In offshore action, Perupetro expects Repsol SA to begin drilling two exploration wells by mid-1999 on Block Z-29 in the Trujillo and Sechura-Salaverry basins (see map, OGJ, Dec. 7, 1998, p. 87). Repsol and partners Braspetro, Ranger Oil, and YPF of Argentina have requested an expansion of the block Z-29.
A group led by Pangaea Energy, Calgary, is considering whether to drill a second wildcat on Ucayali basin Block 71. It plugged its first wildcat, on the Shahuinto structure, in November.
Pangaea is the operator in association with Murphy Oil Corp. and Black Sea Energy Ltd. Drilling of a second well at the San Gregorio structure in the southwestern part of the block, unconnected with Shahuinto, depends partly on obtaining new partners. The companies' contract with Perupetro SA gives them until end-1999 to decide whether to drill.
Phillips Petroleum Co. is drilling its first wildcat on Ucayali Block 82, south of Pangaea.
Mobil Oil Corp. by early January had drilled to 10,000 ft on Madre de Dios basin Block 78. Mobil operates in partnership with Elf Aquitaine and Exxon, with each company holding one-third of the contract.
The Shell-Mobil consortium operating Block 75 neighboring the Camisea natural gas fields must decide by Mar. 18 whether to drill a second well on the block following a major gas find on the same trend as the Camisea fields. Shell and Mobil must relinquish the block unless they drill a second well.
The companies are removing equipment from the former Camisea project and have notified local communities that they will be ending their projects with them at the end of March.
In the northern jungle Barrett Resources Corp. temporarily abandoned the three wells in which it found heavy oil on Maranon basin Block 67 and where it is also seeking a partner to continue the project (OGJ, Jan. 11, 1999, p. 66). Barrett has presented an environmental impact study to undertake 2D and 3D seismic work on the block.
Oil production climbsPeru's oil production through 1998 averaged 115,593 b/d, down 2.2% from 1997. Most of the fall was on the north coast, where heavy rains and floods caused damage in oil fields.

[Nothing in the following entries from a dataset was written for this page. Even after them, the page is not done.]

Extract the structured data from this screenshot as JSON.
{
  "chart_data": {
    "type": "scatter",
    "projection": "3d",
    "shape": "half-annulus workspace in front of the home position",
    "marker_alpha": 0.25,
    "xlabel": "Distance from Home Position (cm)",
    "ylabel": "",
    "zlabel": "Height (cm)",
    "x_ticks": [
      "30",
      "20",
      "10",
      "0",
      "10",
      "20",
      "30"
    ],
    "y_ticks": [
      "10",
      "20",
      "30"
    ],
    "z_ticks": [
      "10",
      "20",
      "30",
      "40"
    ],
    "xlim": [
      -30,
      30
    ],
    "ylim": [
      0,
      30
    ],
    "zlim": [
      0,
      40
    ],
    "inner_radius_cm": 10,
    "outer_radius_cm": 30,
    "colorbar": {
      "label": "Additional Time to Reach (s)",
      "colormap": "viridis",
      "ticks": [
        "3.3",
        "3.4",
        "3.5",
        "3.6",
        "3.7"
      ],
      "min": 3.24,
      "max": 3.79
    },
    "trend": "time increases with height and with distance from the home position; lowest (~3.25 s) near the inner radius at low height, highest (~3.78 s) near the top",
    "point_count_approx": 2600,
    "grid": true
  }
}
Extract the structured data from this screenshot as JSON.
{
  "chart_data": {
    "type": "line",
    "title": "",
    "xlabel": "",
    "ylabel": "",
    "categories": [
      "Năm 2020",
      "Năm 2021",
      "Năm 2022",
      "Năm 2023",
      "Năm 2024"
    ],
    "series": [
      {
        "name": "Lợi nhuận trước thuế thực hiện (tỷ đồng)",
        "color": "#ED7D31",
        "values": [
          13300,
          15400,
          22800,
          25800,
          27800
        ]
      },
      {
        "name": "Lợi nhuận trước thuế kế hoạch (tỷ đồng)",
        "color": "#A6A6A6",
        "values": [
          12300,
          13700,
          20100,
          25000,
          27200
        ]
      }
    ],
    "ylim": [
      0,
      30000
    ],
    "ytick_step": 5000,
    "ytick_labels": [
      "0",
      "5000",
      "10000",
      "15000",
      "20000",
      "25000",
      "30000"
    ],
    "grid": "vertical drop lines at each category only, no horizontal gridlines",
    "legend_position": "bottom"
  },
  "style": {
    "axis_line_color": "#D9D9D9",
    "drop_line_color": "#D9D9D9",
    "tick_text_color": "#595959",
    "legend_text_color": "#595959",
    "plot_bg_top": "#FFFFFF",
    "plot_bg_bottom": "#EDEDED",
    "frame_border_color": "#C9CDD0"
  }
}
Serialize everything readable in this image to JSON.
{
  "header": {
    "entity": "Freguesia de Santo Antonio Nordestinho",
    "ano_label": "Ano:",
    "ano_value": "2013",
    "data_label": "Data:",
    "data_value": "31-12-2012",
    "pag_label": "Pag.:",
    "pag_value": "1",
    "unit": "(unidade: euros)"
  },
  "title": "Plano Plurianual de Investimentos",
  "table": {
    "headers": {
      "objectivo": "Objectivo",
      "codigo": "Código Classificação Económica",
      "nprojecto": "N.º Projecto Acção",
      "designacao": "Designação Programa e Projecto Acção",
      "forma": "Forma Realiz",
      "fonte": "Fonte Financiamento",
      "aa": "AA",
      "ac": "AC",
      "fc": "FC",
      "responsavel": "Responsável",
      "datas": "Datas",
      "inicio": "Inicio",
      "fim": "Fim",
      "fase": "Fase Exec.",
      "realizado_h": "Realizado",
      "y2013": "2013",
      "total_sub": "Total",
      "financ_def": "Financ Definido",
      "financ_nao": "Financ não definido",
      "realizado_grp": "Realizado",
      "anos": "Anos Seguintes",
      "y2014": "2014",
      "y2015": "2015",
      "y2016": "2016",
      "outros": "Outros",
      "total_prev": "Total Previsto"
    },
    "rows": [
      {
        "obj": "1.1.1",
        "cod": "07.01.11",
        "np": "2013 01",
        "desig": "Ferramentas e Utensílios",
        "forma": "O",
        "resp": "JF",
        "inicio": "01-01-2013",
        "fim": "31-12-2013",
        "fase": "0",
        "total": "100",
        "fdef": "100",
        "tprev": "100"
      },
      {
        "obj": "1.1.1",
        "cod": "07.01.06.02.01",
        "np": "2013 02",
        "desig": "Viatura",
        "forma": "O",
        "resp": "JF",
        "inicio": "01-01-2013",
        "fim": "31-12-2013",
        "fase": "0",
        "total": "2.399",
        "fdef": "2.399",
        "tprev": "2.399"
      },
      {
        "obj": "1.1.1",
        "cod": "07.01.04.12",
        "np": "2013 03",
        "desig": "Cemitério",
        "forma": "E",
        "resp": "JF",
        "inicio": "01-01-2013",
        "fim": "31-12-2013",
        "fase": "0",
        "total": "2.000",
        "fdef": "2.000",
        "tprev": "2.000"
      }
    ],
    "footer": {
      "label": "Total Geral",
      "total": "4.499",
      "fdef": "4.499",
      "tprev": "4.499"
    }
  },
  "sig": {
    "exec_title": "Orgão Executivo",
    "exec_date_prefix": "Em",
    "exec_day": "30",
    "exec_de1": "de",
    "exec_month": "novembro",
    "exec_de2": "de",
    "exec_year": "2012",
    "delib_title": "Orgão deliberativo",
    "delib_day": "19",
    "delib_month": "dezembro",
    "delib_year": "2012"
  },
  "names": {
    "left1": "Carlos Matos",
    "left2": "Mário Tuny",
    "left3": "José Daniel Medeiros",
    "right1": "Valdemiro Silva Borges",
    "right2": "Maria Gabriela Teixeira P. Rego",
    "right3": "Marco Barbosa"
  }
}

Production continued to fall towards yearend with sharp oil price declines. Output averaged 112,780 b/d in December compared with 113,970 b/d in December 1997.
The 1998 output would have been 2,121 b/d lower had it not been for start-up of production of natural gas liquids and condensate from the Aguaytia gas field near Pucallpa in the Ucayali basin half way through the year (OGJ, May 25, 1998, p. 23).